Cyanosis: Bluish coloration of the skin, lips or nails that happens when there is not enough oxygen in the blood.

Echocardiogram:  A method of recording a picture of the heart using the echo of sound waves that can be used to evaluate the structure and function of the heart.

Endotracheal tube (ETT): A plastic tube placed through the nose or mouth into the trachea (windpipe). The tube allows oxygen to be delivered to the lungs by a respirator.

Gavage feeding: Feeding through a small plastic tube passed through the nose or mouth into the stomach.

Gestational age: Age of a baby in weeks, starting from the beginning of pregnancy.

Glucose: Sugar in the blood used for energy.

Hematocrit ("crit"): The percentage of red blood cells in the blood.

Hyperalimentation (HAL): Administration of nutrients into a vein .Used with infants who cannot be fed breast milk or formula.

Incubator: A type of enclosed bed for an infant who is not mature enough to maintain his or her temperature in an open bed.

Induced hypothermia: A treatment that reduces a baby's core temperature .The treatment is thought to provide some protection to the injured brain of an infant who has suffered from a traumatic event before or during the birth process.

Intralipid: A white, high-calorie solution given through a vein to provide fat for babies who cannot be fed breast milk or formula.

Intravenous (IV): A thick, plastic tube placed in a baby's umbilical artery and/or vein (UA or UV line) or in a vein in the head, hand  or foot. It is used to take a blood sample and/or to give fluids and nourishment.
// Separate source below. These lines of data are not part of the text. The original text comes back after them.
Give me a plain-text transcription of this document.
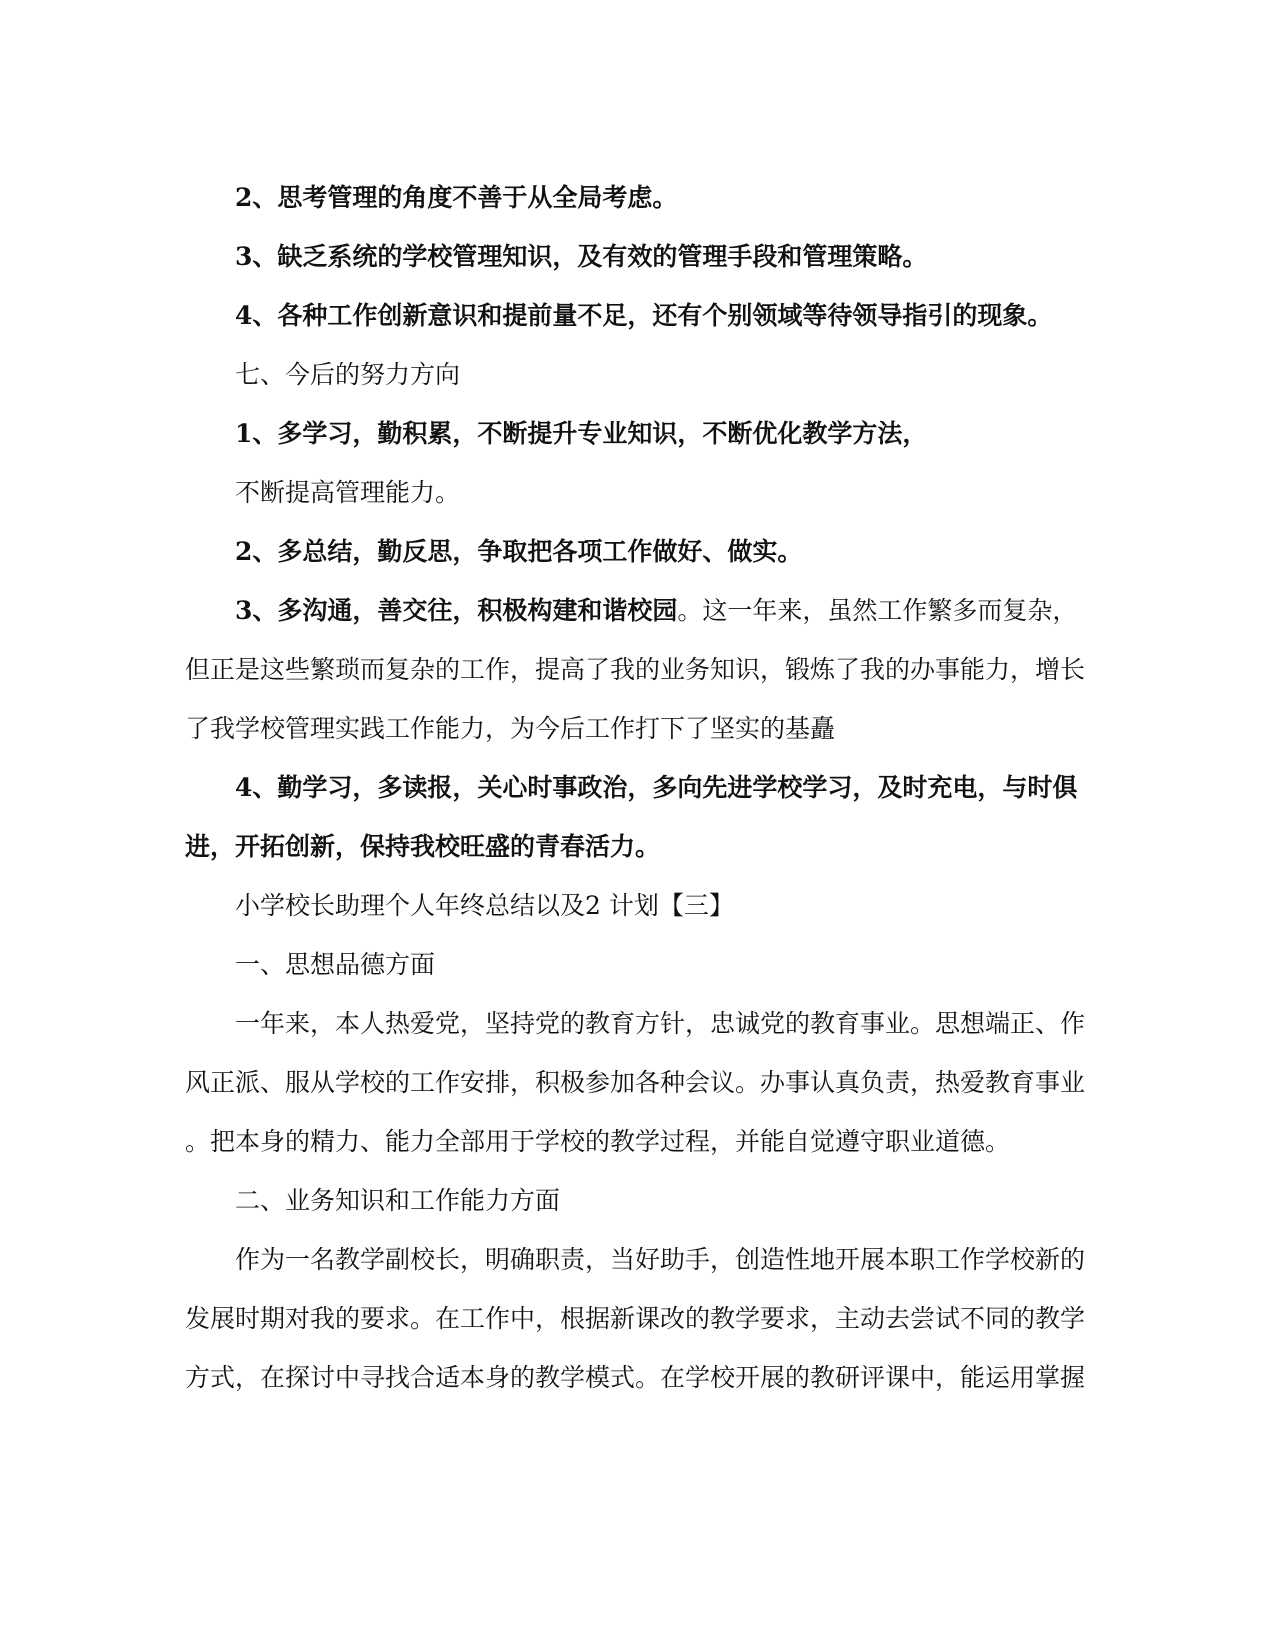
2、思考管理的角度不善于从全局考虑。

3、缺乏系统的学校管理知识，及有效的管理手段和管理策略。

4、各种工作创新意识和提前量不足，还有个别领域等待领导指引的现象。

七、今后的努力方向

1、多学习，勤积累，不断提升专业知识，不断优化教学方法，

不断提高管理能力。

2、多总结，勤反思，争取把各项工作做好、做实。

3、多沟通，善交往，积极构建和谐校园。这一年来，虽然工作繁多而复杂，

但正是这些繁琐而复杂的工作，提高了我的业务知识，锻炼了我的办事能力，增长

了我学校管理实践工作能力，为今后工作打下了坚实的基矗

4、勤学习，多读报，关心时事政治，多向先进学校学习，及时充电，与时俱

进，开拓创新，保持我校旺盛的青春活力。

小学校长助理个人年终总结以及2 计划【三】

一、思想品德方面

一年来，本人热爱党，坚持党的教育方针，忠诚党的教育事业。思想端正、作

风正派、服从学校的工作安排，积极参加各种会议。办事认真负责，热爱教育事业

。把本身的精力、能力全部用于学校的教学过程，并能自觉遵守职业道德。

二、业务知识和工作能力方面

作为一名教学副校长，明确职责，当好助手，创造性地开展本职工作学校新的

发展时期对我的要求。在工作中，根据新课改的教学要求，主动去尝试不同的教学

方式，在探讨中寻找合适本身的教学模式。在学校开展的教研评课中，能运用掌握
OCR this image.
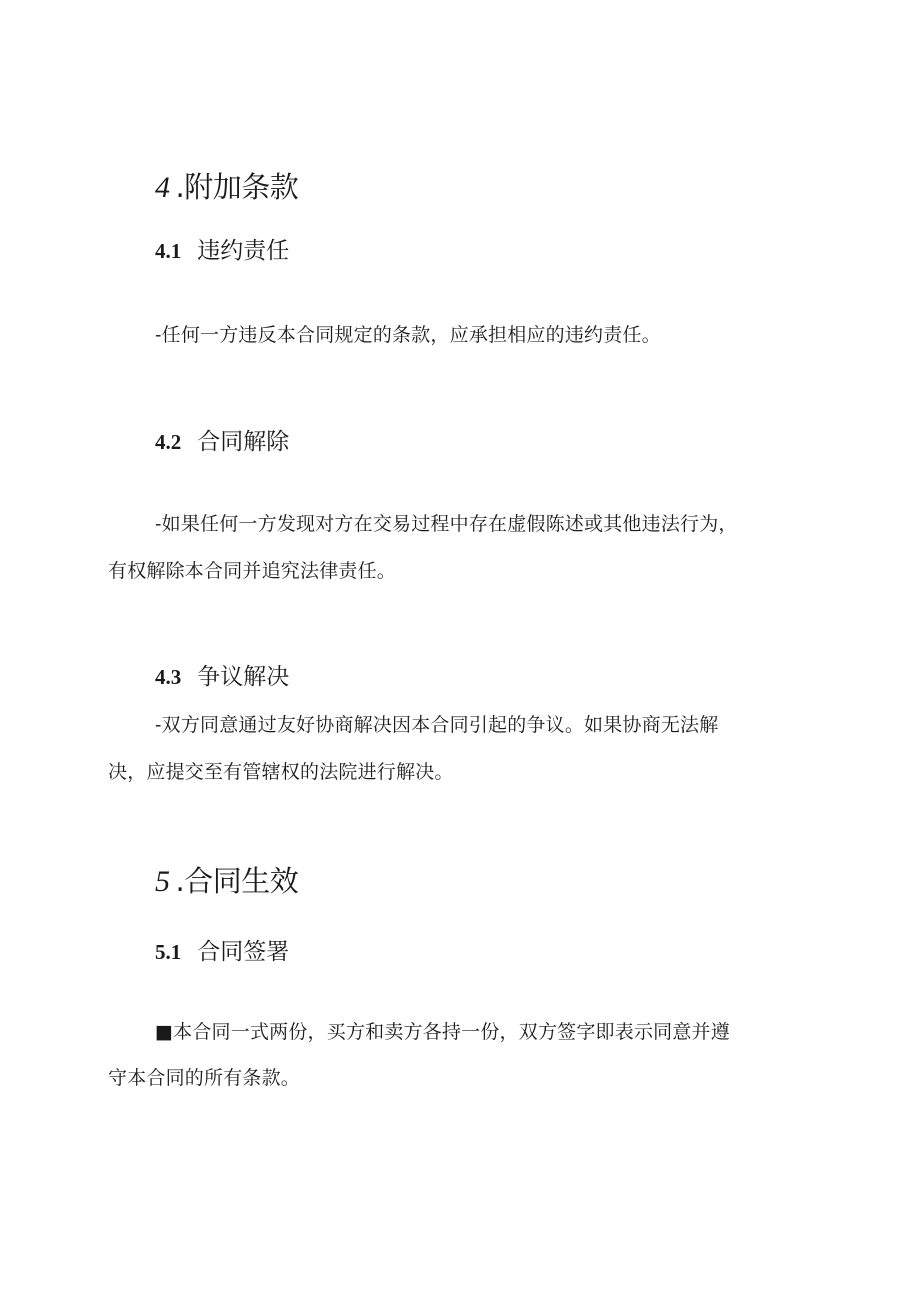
4 .附加条款
4.1 违约责任
-任何一方违反本合同规定的条款，应承担相应的违约责任。
4.2 合同解除
-如果任何一方发现对方在交易过程中存在虚假陈述或其他违法行为，
有权解除本合同并追究法律责任。
4.3 争议解决
-双方同意通过友好协商解决因本合同引起的争议。如果协商无法解
决，应提交至有管辖权的法院进行解决。
5 .合同生效
5.1 合同签署
■本合同一式两份，买方和卖方各持一份，双方签字即表示同意并遵
守本合同的所有条款。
Isolette: See "incubator."

Intraventricular hemorrhage (IVH): Abnormal bleeding in the brain's central chambers (ventricles).

Jaundice: A yellow color of the skin caused by too much bilirubin in the blood .Usually, this is a temporary condition.

Meconium: A baby's first stool, which is  dark green or black.

Nasogastric (NG) or orogastric tube: A small plastic tube placed in the stomach through the nose or mouth. It can be used to feed a baby, give medicines or remove air from the stomach.

Necrotizing enterocolitis (NEC): A serious illness that affects the bowel wall.

NPO: Latin abbreviation for "nothing by mouth ".If a baby is kept NPO, nutritional needs will be met by intravenous fluids.

Oscillator ventilator: A highly specialized breathing machine.

Oxygen: A colorless, odorless gas that makes up 21 percent of the air we breathe. Sick or premature babies often need extra oxygen.
Oxygen hood (OXY-Hood): A clear plastic box with a tube attached that is placed over the head to deliver oxygen to a baby.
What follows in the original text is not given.